En mi instituto había un chico gordito y de sonrisa bonachona. En mi clase unos macarrillas, no gente mala, pero de esos que probaban un poco de todo, se juntaban con lo peor del barrio aunque con ciertas reservas, y alguno marcaba un poco su pequeño territorio, pero sin atormentabar a nadie.
La cosa es que aquel chico gordito no llevaba mochila al hombro como los demás, llevaba un carrito de esos que a veces recomiendan los médicos para no cargar la espalda. Y cada vez que pasaba por nuestro pasillo le empezaban a preguntar "¿has facturado? ¿Has facturado ya?". El chavalín ponía su mejor cara de cabreo, enfurruñaba los labios y fruncía el ceño, y se iba con esa cara a donde fuera. Me hacía gracia esa transformación, ese mostrar de dientes como hace un perro patada que está acojonado.
Pues el niño este creció y creció y se hartó de ver pollas en el gimnasio, y se tatuó, y ahora va por el barrio siempre con esa cara de perdonar la vida, mirando a los ojos de todo el mundo.
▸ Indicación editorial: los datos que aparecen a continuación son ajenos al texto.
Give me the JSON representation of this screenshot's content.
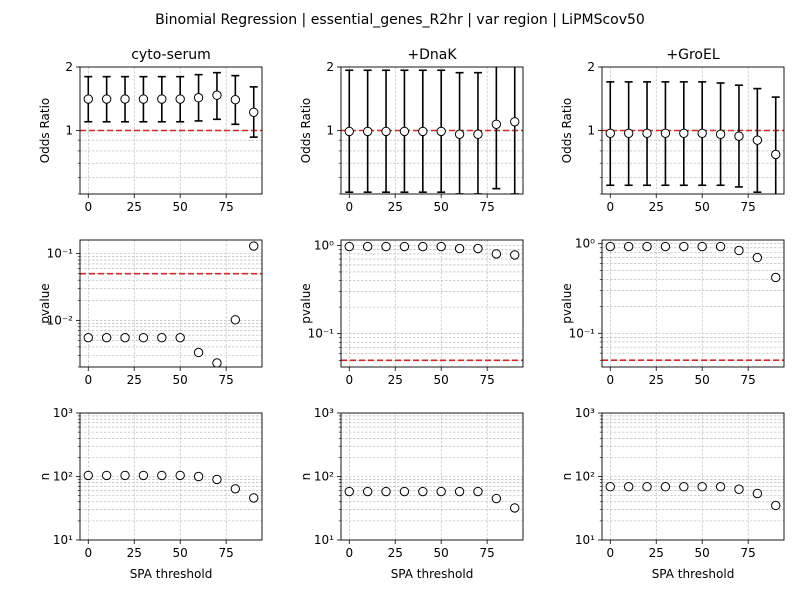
{
  "suptitle": "Binomial Regression | essential_genes_R2hr | var region | LiPMScov50",
  "colors": {
    "ref_line": "#d62728",
    "grid": "#b0b0b0",
    "marker": "#000000"
  },
  "chart_data": [
    {
      "type": "scatter",
      "title": "cyto-serum",
      "ylabel": "Odds Ratio",
      "xlabel": "",
      "yscale": "log",
      "ylim": [
        0.5,
        2
      ],
      "yticks": [
        "1",
        "2"
      ],
      "ref_line": 1,
      "x": [
        0,
        10,
        20,
        30,
        40,
        50,
        60,
        70,
        80,
        90
      ],
      "y": [
        1.41,
        1.41,
        1.41,
        1.41,
        1.41,
        1.41,
        1.43,
        1.47,
        1.4,
        1.22
      ],
      "err_low": [
        1.1,
        1.1,
        1.1,
        1.1,
        1.1,
        1.1,
        1.11,
        1.13,
        1.07,
        0.93
      ],
      "err_high": [
        1.8,
        1.8,
        1.8,
        1.8,
        1.8,
        1.8,
        1.84,
        1.88,
        1.82,
        1.61
      ],
      "xticks": [
        "0",
        "25",
        "50",
        "75"
      ]
    },
    {
      "type": "scatter",
      "title": "+DnaK",
      "ylabel": "Odds Ratio",
      "xlabel": "",
      "yscale": "log",
      "ylim": [
        0.5,
        2
      ],
      "yticks": [
        "1",
        "2"
      ],
      "ref_line": 1,
      "x": [
        0,
        10,
        20,
        30,
        40,
        50,
        60,
        70,
        80,
        90
      ],
      "y": [
        0.99,
        0.99,
        0.99,
        0.99,
        0.99,
        0.99,
        0.96,
        0.96,
        1.07,
        1.1
      ],
      "err_low": [
        0.51,
        0.51,
        0.51,
        0.51,
        0.51,
        0.51,
        0.5,
        0.5,
        0.53,
        0.5
      ],
      "err_high": [
        1.93,
        1.93,
        1.93,
        1.93,
        1.93,
        1.93,
        1.88,
        1.88,
        2.05,
        2.2
      ],
      "xticks": [
        "0",
        "25",
        "50",
        "75"
      ]
    },
    {
      "type": "scatter",
      "title": "+GroEL",
      "ylabel": "Odds Ratio",
      "xlabel": "",
      "yscale": "log",
      "ylim": [
        0.5,
        2
      ],
      "yticks": [
        "1",
        "2"
      ],
      "ref_line": 1,
      "x": [
        0,
        10,
        20,
        30,
        40,
        50,
        60,
        70,
        80,
        90
      ],
      "y": [
        0.97,
        0.97,
        0.97,
        0.97,
        0.97,
        0.97,
        0.96,
        0.94,
        0.9,
        0.77
      ],
      "err_low": [
        0.55,
        0.55,
        0.55,
        0.55,
        0.55,
        0.55,
        0.55,
        0.54,
        0.51,
        0.42
      ],
      "err_high": [
        1.7,
        1.7,
        1.7,
        1.7,
        1.7,
        1.7,
        1.68,
        1.64,
        1.58,
        1.44
      ],
      "xticks": [
        "0",
        "25",
        "50",
        "75"
      ]
    },
    {
      "type": "scatter",
      "title": "",
      "ylabel": "pvalue",
      "xlabel": "",
      "yscale": "log",
      "ylim": [
        0.002,
        0.16
      ],
      "ref_line": 0.05,
      "ytick_vals": [
        0.01,
        0.1
      ],
      "yticks": [
        "10⁻²",
        "10⁻¹"
      ],
      "x": [
        0,
        10,
        20,
        30,
        40,
        50,
        60,
        70,
        80,
        90
      ],
      "y": [
        0.0055,
        0.0055,
        0.0055,
        0.0055,
        0.0055,
        0.0055,
        0.0033,
        0.0023,
        0.0102,
        0.13
      ],
      "xticks": [
        "0",
        "25",
        "50",
        "75"
      ]
    },
    {
      "type": "scatter",
      "title": "",
      "ylabel": "pvalue",
      "xlabel": "",
      "yscale": "log",
      "ylim": [
        0.042,
        1.15
      ],
      "ref_line": 0.05,
      "ytick_vals": [
        0.1,
        1
      ],
      "yticks": [
        "10⁻¹",
        "10⁰"
      ],
      "x": [
        0,
        10,
        20,
        30,
        40,
        50,
        60,
        70,
        80,
        90
      ],
      "y": [
        0.97,
        0.97,
        0.97,
        0.97,
        0.97,
        0.97,
        0.92,
        0.92,
        0.8,
        0.78
      ],
      "xticks": [
        "0",
        "25",
        "50",
        "75"
      ]
    },
    {
      "type": "scatter",
      "title": "",
      "ylabel": "pvalue",
      "xlabel": "",
      "yscale": "log",
      "ylim": [
        0.042,
        1.1
      ],
      "ref_line": 0.05,
      "ytick_vals": [
        0.1,
        1
      ],
      "yticks": [
        "10⁻¹",
        "10⁰"
      ],
      "x": [
        0,
        10,
        20,
        30,
        40,
        50,
        60,
        70,
        80,
        90
      ],
      "y": [
        0.93,
        0.93,
        0.93,
        0.93,
        0.93,
        0.93,
        0.93,
        0.84,
        0.7,
        0.42
      ],
      "xticks": [
        "0",
        "25",
        "50",
        "75"
      ]
    },
    {
      "type": "scatter",
      "title": "",
      "ylabel": "n",
      "xlabel": "SPA threshold",
      "yscale": "log",
      "ylim": [
        10,
        1000
      ],
      "ytick_vals": [
        10,
        100,
        1000
      ],
      "yticks": [
        "10¹",
        "10²",
        "10³"
      ],
      "x": [
        0,
        10,
        20,
        30,
        40,
        50,
        60,
        70,
        80,
        90
      ],
      "y": [
        104,
        104,
        104,
        104,
        104,
        104,
        100,
        90,
        64,
        46
      ],
      "xticks": [
        "0",
        "25",
        "50",
        "75"
      ]
    },
    {
      "type": "scatter",
      "title": "",
      "ylabel": "n",
      "xlabel": "SPA threshold",
      "yscale": "log",
      "ylim": [
        10,
        1000
      ],
      "ytick_vals": [
        10,
        100,
        1000
      ],
      "yticks": [
        "10¹",
        "10²",
        "10³"
      ],
      "x": [
        0,
        10,
        20,
        30,
        40,
        50,
        60,
        70,
        80,
        90
      ],
      "y": [
        58,
        58,
        58,
        58,
        58,
        58,
        58,
        58,
        45,
        32
      ],
      "xticks": [
        "0",
        "25",
        "50",
        "75"
      ]
    },
    {
      "type": "scatter",
      "title": "",
      "ylabel": "n",
      "xlabel": "SPA threshold",
      "yscale": "log",
      "ylim": [
        10,
        1000
      ],
      "ytick_vals": [
        10,
        100,
        1000
      ],
      "yticks": [
        "10¹",
        "10²",
        "10³"
      ],
      "x": [
        0,
        10,
        20,
        30,
        40,
        50,
        60,
        70,
        80,
        90
      ],
      "y": [
        69,
        69,
        69,
        69,
        69,
        69,
        69,
        63,
        54,
        35
      ],
      "xticks": [
        "0",
        "25",
        "50",
        "75"
      ]
    }
  ]
}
Todo impostado, todo pose, quien no le conozca le verá y pensará que es mejor no tocar los huevos a un maromo así, pero yo veo miedo, músculos forzados para parecer fiero, complejo de inferioridad.
El verdadero macarra ya puede ser un canijo, que hasta cuando está durmiendo tiene esa cara curtida, bregada, no va mirando a los ojos para medirse.